Wednesday, June 01, 2011

Review: Glazunov Complete Concertos -- Completely Enjoyable

Glazunov: Complete Concertos
Russian National Orchestra
Jose Serebrier, conductor
Warner Classics

Jose Serbrier's taken some time off from his recording cycle of the Glazunov symphonies to do this two-disc set of the Russian composer's concerti. Being well-familiar with Glazunov's works, he leads the Russian National Orchestra (who have an affinity for music by their native sons) in a series of well-defined, sympathetic performances of these works.

Glazunov composed concerti for a variety of instruments, so there's a host of soloists featured as well. Chronologically, Glazunov straddles the beginning of the 20th Century. He studied under Rimsky-Korsakov, and mentored Dmitri Shostakovich.
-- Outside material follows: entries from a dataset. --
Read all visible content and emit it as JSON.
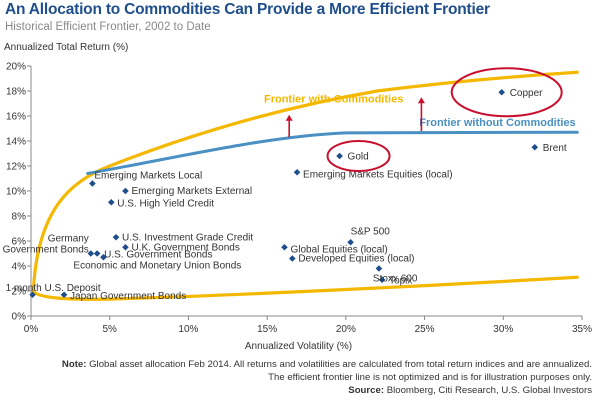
{
  "header": {
    "title": "An Allocation to Commodities Can Provide a More Efficient Frontier",
    "subtitle": "Historical Efficient Frontier, 2002 to Date"
  },
  "chart_data": {
    "type": "scatter",
    "title": "An Allocation to Commodities Can Provide a More Efficient Frontier",
    "subtitle": "Historical Efficient Frontier, 2002 to Date",
    "xlabel": "Annualized Volatility (%)",
    "ylabel": "Annualized Total Return (%)",
    "xlim": [
      0,
      35
    ],
    "ylim": [
      0,
      20
    ],
    "x_ticks": [
      "0%",
      "5%",
      "10%",
      "15%",
      "20%",
      "25%",
      "30%",
      "35%"
    ],
    "y_ticks": [
      "0%",
      "2%",
      "4%",
      "6%",
      "8%",
      "10%",
      "12%",
      "14%",
      "16%",
      "18%",
      "20%"
    ],
    "grid": false,
    "point_color": "#1f4e8c",
    "points": [
      {
        "label": "1 month U.S. Deposit",
        "x": 0.1,
        "y": 1.7
      },
      {
        "label": "Japan Government Bonds",
        "x": 2.1,
        "y": 1.7
      },
      {
        "label": "Economic and Monetary Union Bonds",
        "x": 4.6,
        "y": 4.7
      },
      {
        "label": "Germany Government Bonds",
        "x": 3.8,
        "y": 5.0
      },
      {
        "label": "U.S. Government Bonds",
        "x": 4.2,
        "y": 5.0
      },
      {
        "label": "U.K. Government Bonds",
        "x": 6.0,
        "y": 5.5
      },
      {
        "label": "U.S. Investment Grade Credit",
        "x": 5.4,
        "y": 6.3
      },
      {
        "label": "U.S. High Yield Credit",
        "x": 5.1,
        "y": 9.1
      },
      {
        "label": "Emerging Markets External",
        "x": 6.0,
        "y": 10.0
      },
      {
        "label": "Emerging Markets Local",
        "x": 3.9,
        "y": 10.6
      },
      {
        "label": "Emerging Markets Equities (local)",
        "x": 16.9,
        "y": 11.5
      },
      {
        "label": "Gold",
        "x": 19.6,
        "y": 12.8
      },
      {
        "label": "Copper",
        "x": 29.9,
        "y": 17.9
      },
      {
        "label": "Brent",
        "x": 32.0,
        "y": 13.5
      },
      {
        "label": "S&P 500",
        "x": 20.3,
        "y": 5.9
      },
      {
        "label": "Global Equities (local)",
        "x": 16.1,
        "y": 5.5
      },
      {
        "label": "Developed Equities (local)",
        "x": 16.6,
        "y": 4.6
      },
      {
        "label": "Stoxx 600",
        "x": 22.1,
        "y": 3.8
      },
      {
        "label": "Topix",
        "x": 22.3,
        "y": 2.9
      }
    ],
    "series": [
      {
        "name": "Frontier with Commodities",
        "color": "#f5b800"
      },
      {
        "name": "Frontier without Commodities",
        "color": "#4a90c2"
      }
    ],
    "highlighted": [
      "Gold",
      "Copper"
    ],
    "highlight_color": "#c8102e"
  },
  "footer": {
    "note_label": "Note:",
    "note_line1": "Global asset allocation Feb 2014. All returns and volatilities are calculated from total return indices and are annualized.",
    "note_line2": "The efficient frontier line is not optimized and is for illustration purposes only.",
    "source_label": "Source:",
    "source_text": "Bloomberg, Citi Research, U.S. Global Investors"
  }
}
His first piano concerto (1911) is full of rich, romantic-era orchestration, and sounds somewhat like Rachmaninov's first concerto, composed around the same time. By the second, though, Glazunov had a more distinctive compositional voice. Pianist Alexander Romanovsky plays with fire and conviction without pushing the solos into theatrical pyrotechnics.

For me, the Violin Concerto (1904) is the crowning jewel. Rachel Barton Pine brings out the warmth of the melody, lightly skipping around the technical passages without breaking a sweat. If you like the Brahms concerto and haven't heard this work, you're in for a treat.

Also included are Glazunov's cello and saxophone concerto. Like the violin concerto, his work for cello exudes late-romantic lushness with just a hint of Glazunov's Russian origins. Of more interest, though is the Concerto in E-flat major for alto saxophone and string orchestra.

Written just two years before his death in 1936, the concerto shows Glazunov at his most adventurous. It may have been his maturity as a composer, but I also think it was the still-new saxophone's lack of repertoire and performing traditions. It gave Glazunov a blank slate in which he wrote as free of the influence of his mentors and peers as he ever got. It's a very appealing, although somewhat different work, then the other pieces on this recording.

Serebrier rounds out the recording with some short works for solo instruments and orchestra. For those of us who are familiar with Glazunov, it's instructive to hear these works one right after the other. For not familiar with this Russian master, this disc is a great place to start.